Notre space-marine se bat cette fois contre les légions infernales qui ont envahi la Terre en son absence, ce qui permet une nouvelle variété de décors encore plus fins que les précédents et renforce l'univers. Proposant un challenge rehaussé, le titre fait évidemment la part-belle au multijoueurs et nombre de compilations plus ou moins officielles regroupant des levels créés par les fans sont sorties dans le commerce.

SI le jeu est encore plus efficace que le premier, Id Software prend bien conscience que son prochain jeu devra apporter un gros changement pour ne pas lasser son public.

Le changement, c'est maintenant : DOOM 3

Entre DOOM 2 et DOOM 3, près d'une décennie s'est écoulée et si la license est restée populaire dans le coeur des fans, il semblait entendu qu'elle ne reviendrait pas forcément sur le devant de la scène. C'est qu'entre-temps, il s'en est passé des choses. John Carmack a développé la série des Quake, pionniers du FPS intégralement en 3D (à partir de ce moment on a parlé de Quake-like et plus de Doom-Like), John Romero a claqué la porte d'Id Software pour monter Ion Storm, misant tout sur le catastrophique Daikatana, un genre de Quake qu'il avait teasé comme un sale et qui était juste une honte absolue sur tous les plans, renvoyant le pépère et ses Ferrari dans les limbes de l'histoire vidéoludique.

Alors forcément, quand on apprend que DOOM 3 est en développement, l'attente devient insupportable.

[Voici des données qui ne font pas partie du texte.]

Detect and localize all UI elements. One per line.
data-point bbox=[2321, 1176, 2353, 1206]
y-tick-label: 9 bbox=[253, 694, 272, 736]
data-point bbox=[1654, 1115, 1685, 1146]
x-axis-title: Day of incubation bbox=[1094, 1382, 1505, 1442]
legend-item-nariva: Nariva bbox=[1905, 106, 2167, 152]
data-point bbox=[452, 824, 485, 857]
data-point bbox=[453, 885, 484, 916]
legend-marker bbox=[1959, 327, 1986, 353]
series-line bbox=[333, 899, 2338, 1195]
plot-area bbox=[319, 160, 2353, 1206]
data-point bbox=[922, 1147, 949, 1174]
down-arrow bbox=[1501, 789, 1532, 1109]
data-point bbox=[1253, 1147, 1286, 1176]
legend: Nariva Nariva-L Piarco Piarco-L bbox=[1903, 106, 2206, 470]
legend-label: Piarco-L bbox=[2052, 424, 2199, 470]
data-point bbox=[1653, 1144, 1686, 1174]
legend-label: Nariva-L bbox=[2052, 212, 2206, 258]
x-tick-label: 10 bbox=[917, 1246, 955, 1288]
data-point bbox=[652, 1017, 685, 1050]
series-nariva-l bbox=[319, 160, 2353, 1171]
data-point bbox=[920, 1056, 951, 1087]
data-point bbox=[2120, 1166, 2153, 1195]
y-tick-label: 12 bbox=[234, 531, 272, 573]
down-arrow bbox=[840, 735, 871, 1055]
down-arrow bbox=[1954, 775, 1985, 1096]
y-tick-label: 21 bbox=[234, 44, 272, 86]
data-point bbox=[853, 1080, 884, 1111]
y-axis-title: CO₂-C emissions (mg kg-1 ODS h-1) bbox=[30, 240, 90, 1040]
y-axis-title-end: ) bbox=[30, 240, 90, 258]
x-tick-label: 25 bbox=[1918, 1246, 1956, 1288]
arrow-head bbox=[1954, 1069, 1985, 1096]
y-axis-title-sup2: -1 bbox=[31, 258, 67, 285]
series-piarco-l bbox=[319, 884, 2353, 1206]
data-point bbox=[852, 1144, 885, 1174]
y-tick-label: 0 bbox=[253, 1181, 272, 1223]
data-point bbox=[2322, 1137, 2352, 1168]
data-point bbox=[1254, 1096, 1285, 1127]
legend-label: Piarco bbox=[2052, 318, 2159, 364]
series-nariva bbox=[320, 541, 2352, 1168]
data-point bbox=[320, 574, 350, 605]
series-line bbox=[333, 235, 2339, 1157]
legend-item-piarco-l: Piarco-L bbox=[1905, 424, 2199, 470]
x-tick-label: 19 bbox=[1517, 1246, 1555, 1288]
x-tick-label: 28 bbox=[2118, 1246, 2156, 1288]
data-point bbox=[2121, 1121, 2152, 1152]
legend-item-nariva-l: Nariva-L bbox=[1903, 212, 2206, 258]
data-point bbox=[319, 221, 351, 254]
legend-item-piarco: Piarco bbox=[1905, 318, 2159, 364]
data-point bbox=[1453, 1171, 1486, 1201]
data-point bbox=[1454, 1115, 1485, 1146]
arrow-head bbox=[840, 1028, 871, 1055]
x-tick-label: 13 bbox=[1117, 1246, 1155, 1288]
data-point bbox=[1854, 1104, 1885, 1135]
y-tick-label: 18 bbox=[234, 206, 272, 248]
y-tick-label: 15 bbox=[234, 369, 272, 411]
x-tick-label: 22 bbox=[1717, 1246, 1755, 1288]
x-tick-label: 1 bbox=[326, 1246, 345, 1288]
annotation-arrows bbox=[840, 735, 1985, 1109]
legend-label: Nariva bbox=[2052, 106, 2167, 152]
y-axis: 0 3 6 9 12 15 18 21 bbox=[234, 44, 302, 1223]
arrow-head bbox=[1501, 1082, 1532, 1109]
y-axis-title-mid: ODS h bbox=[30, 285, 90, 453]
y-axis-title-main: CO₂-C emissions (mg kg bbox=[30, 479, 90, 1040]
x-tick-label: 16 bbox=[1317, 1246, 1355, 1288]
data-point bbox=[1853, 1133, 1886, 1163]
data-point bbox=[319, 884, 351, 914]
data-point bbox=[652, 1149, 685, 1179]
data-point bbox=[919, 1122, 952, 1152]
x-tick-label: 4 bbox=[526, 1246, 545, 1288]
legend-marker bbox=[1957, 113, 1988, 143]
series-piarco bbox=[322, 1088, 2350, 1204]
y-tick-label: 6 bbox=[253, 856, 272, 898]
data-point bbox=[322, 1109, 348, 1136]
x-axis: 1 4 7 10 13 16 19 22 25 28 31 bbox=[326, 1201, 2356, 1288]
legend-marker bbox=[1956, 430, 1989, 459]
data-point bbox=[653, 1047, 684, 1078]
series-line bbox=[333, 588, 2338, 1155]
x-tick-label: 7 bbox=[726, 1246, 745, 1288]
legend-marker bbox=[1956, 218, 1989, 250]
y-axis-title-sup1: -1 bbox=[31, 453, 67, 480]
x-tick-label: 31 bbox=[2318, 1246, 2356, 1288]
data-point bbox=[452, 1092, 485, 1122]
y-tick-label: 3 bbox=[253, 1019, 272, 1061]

D'autant que les premières infos font état d'un moteur graphique révolutionnaire, permettant des effets de lumières jamais vu et une ambiance étouffante comme on n'en a encore vu qu'au cinéma. Le jeu se veut comme un reboot de la saga puisqu'on y a incarne un jeune Space Marine arrivant dans un complexe scientifique de Mars et qui, grosso modo, revit la même chose que dans DOOM. Mais dans les faits, rien n'est plus comme avant, le titre laissant de côté son versant purement action pour entrer de plain-pied dans le monde des films d'horreur, convoquant aussi bien Alien qu'Event Horizon. Les monstres caractéristiques de la série ont subi un gros lifting, les couloirs sont étroits et sombres, l'action moins intense et la peur bien réelle. Principalement grâce à une idée toute bête mais diablement efficace : la gestion de la lampe-torche. Evoluant dans les ténèbres, votre personnage est muni d'une lampe pour se repérer, sauf qu'il ne peut tenir son arme et sa lampe en même temps ce qui fait grimper le trouillomètre très rapidement.

Si le jeu est excellent, on a bien du mal à reconnaitre notre DOOM d'amour, DOOM 3 sacrifiant à la nouvelle génération de FPS qui commençaient à fleurir, scriptant son aventure, déroulant un vrai scénario et n'étant pas le défouloir que l'on attendait. Il reste cependant un titre à essayer absolument.

La Renaissance : Brutal DOOM

Si les fans ont été très actifs dans l'univers DOOM ces 20 dernières années, aucun MOD n'a été aussi important que Brutal DOOM. Créé par Sergeant_Mark_IV en 2010, le MOD propose tout bonnement de réactualiser le vieux titre en proposant toutes les nouvelles features des FPS récents, les défauts en moins. Plus d'armes, possibilité de sauter, de regarder dans toutes les directions, textures refaites à neuf, bande-son bien métal et agressives qui laisse tomber la technologie MIDI et surtout gore à foison, Brutal DOOM est un rêve devenu réalité et permet de comprendre l'excellence du gameplay du jeu original. On a beau recommencer encore et encore les mêmes niveaux, le plaisir ne faiblit jamais, ce jeu est un vrai petit miracle.

Il a tellement marqué les gens que pas mal de ses idées ont été repiquées à droite et à gauche au fil du temps (on pense évidemment à Far Cry 3 : Blood Dragon) et ce concentré de fun pourrait s'assimilier à la vision qu'avaient vos parents de DOOM quand le premier jeu est sorti : de la barbaque en kilo-tonnes, des insultes, des explosions gores, le bonheur.

Avec le nouveau DOOM, il parait évident que les développeurs tentent de faire Brutal Doom en professionnel. Les premières images de gameplay dévoilées cette nuit laissent présager du meilleur et nous sommes prêts à invoquer tous les dieux des Enfers pour que le miracle se reproduise. Réponse l'année prochaine.